To be fair though, the process of pushing users or potential customers toward certain actions, like those described in Nudge, have been around forever and should not be scary to any of us. It is the overlap and optimization strategies that combine these techniques with data collection and surveillance that many of us are now trying to curtail.
Homo Deus is about the smartest people in the room (or strongest, or fastest). Sometime in the future, those people will exist. Today, however, we have politicians, bureaucrats, and governments (in general) that often believe they know better than individuals, and so they choose where and when to nudge the general public. Here in the United States, it seems you can’t be a rising star in a political party without also coming off as something of a know-it-all. Opinions on the relationship between politics and intelligence differ, but the ability for a government to persuade or influence their respective population is necessary for success.
In the overlap between Homo Deus and Nudge, we can already see the effect of government influencing a populace. Getting an entire nation, state, or locality to agree on anything is hard work but sometimes just the ordering of a ballot initiative or the availability of polling locations in a rainstorm will make all the difference. The bottom line is that when a group of elected leaders believes they are superior in some way or another they are likely to employ the tactics we find in Nudge to get what they want.

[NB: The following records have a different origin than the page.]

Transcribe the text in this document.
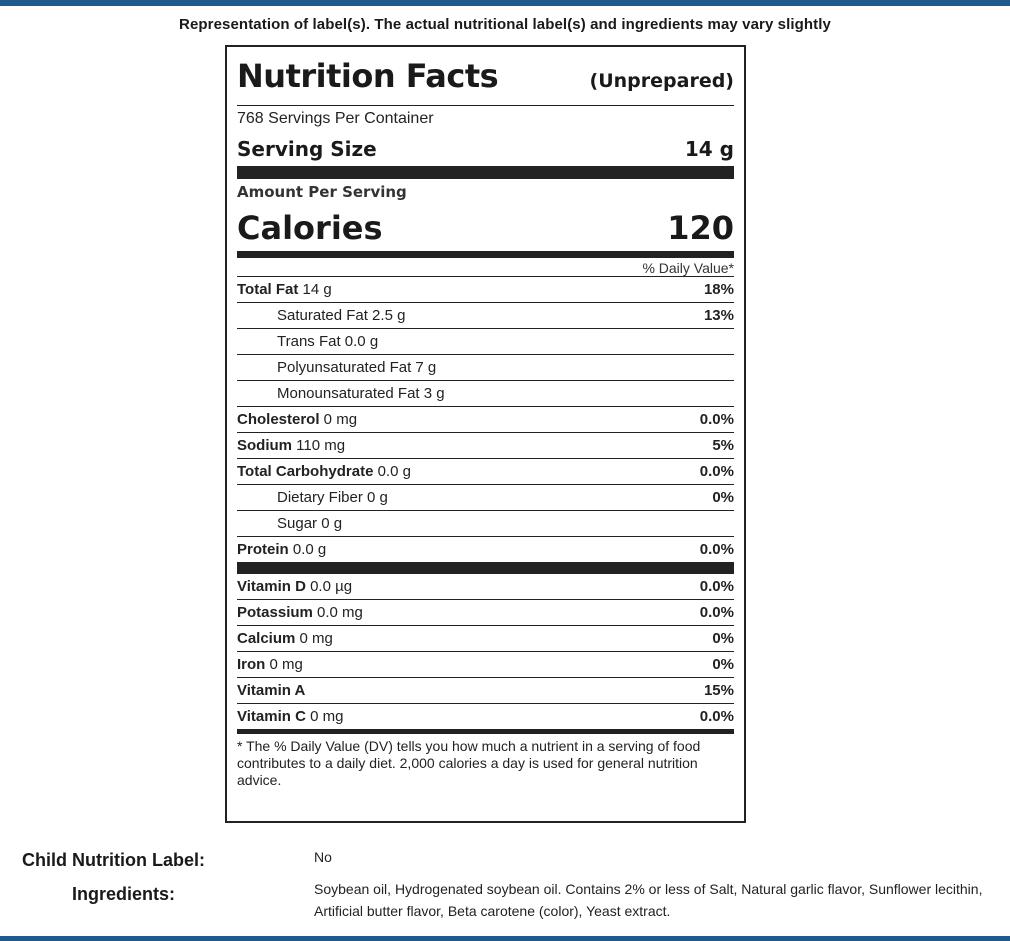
Representation of label(s). The actual nutritional label(s) and ingredients may vary slightly
Nutrition Facts	(Unprepared)
768 Servings Per Container
Serving Size	14 g
Amount Per Serving
Calories	120
% Daily Value*
Total Fat 14 g	18%
Saturated Fat 2.5 g	13%
Trans Fat 0.0 g
Polyunsaturated Fat 7 g
Monounsaturated Fat 3 g
Cholesterol 0 mg	0.0%
Sodium 110 mg	5%
Total Carbohydrate 0.0 g	0.0%
Dietary Fiber 0 g	0%
Sugar 0 g
Protein 0.0 g	0.0%
Vitamin D 0.0 µg	0.0%
Potassium 0.0 mg	0.0%
Calcium 0 mg	0%
Iron 0 mg	0%
Vitamin A	15%
Vitamin C 0 mg	0.0%
* The % Daily Value (DV) tells you how much a nutrient in a serving of food contributes to a daily diet. 2,000 calories a day is used for general nutrition advice.
Child Nutrition Label:	No
Ingredients:	Soybean oil, Hydrogenated soybean oil. Contains 2% or less of Salt, Natural garlic flavor, Sunflower lecithin, Artificial butter flavor, Beta carotene (color), Yeast extract.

The last area of overlap in our Venn of bestselling books is the land of the Tech Titans. If you are Facebook, Google, Amazon, Apple, or any of the others around the world, where your ability to gather personal data and profiles consumes your product roadmap, then you live in this overlapping space. Between Homo Deus and The Age of Surveillance Capitalism is your sweet spot.
Why would I think this? Having worked with hundreds of data platforms over the years, there is a common arrogance that the founders and executives share. Certainly, not all, but many of the employees learn that arrogance as it pertains to individual autonomy. Some believe they are more correct, or smarter, or better equipped to tackle a problem — a defining characteristic of great entrepreneurs and the teams they surround themselves with. Many of them reading this passage now, are thinking to themselves, “… but we are smarter! That’s why we are the best!” Maybe so. But the best entrepreneurs are also highly empathetic to their market and the desires of their customers.
Unfortunately, being smarter or better can’t just be about products and innovation. For the Tech Titans to really be superior they must also bring that excellence to their approach to customers and data privacy. It can’t all just be lip service. And when you read this week about Facebook leaving hundreds of millions of passwords in plain text for years, you genuinely have to add that to a long list of patterned behavior. The pattern is one of arrogance and superiority, much like the super-humans in Homo Deus.
Combine that with the unprecedented amount of data that the Tech Titans like Facebook already have, and you have the most likely portion of the Venn diagram to lead us into the overlap for all three books.
Exciting, isn’t it?
Go out and read all three of these books. They are each outstanding in their own way but, combined, they are signaling an incredible future that we all share a responsibility in shaping.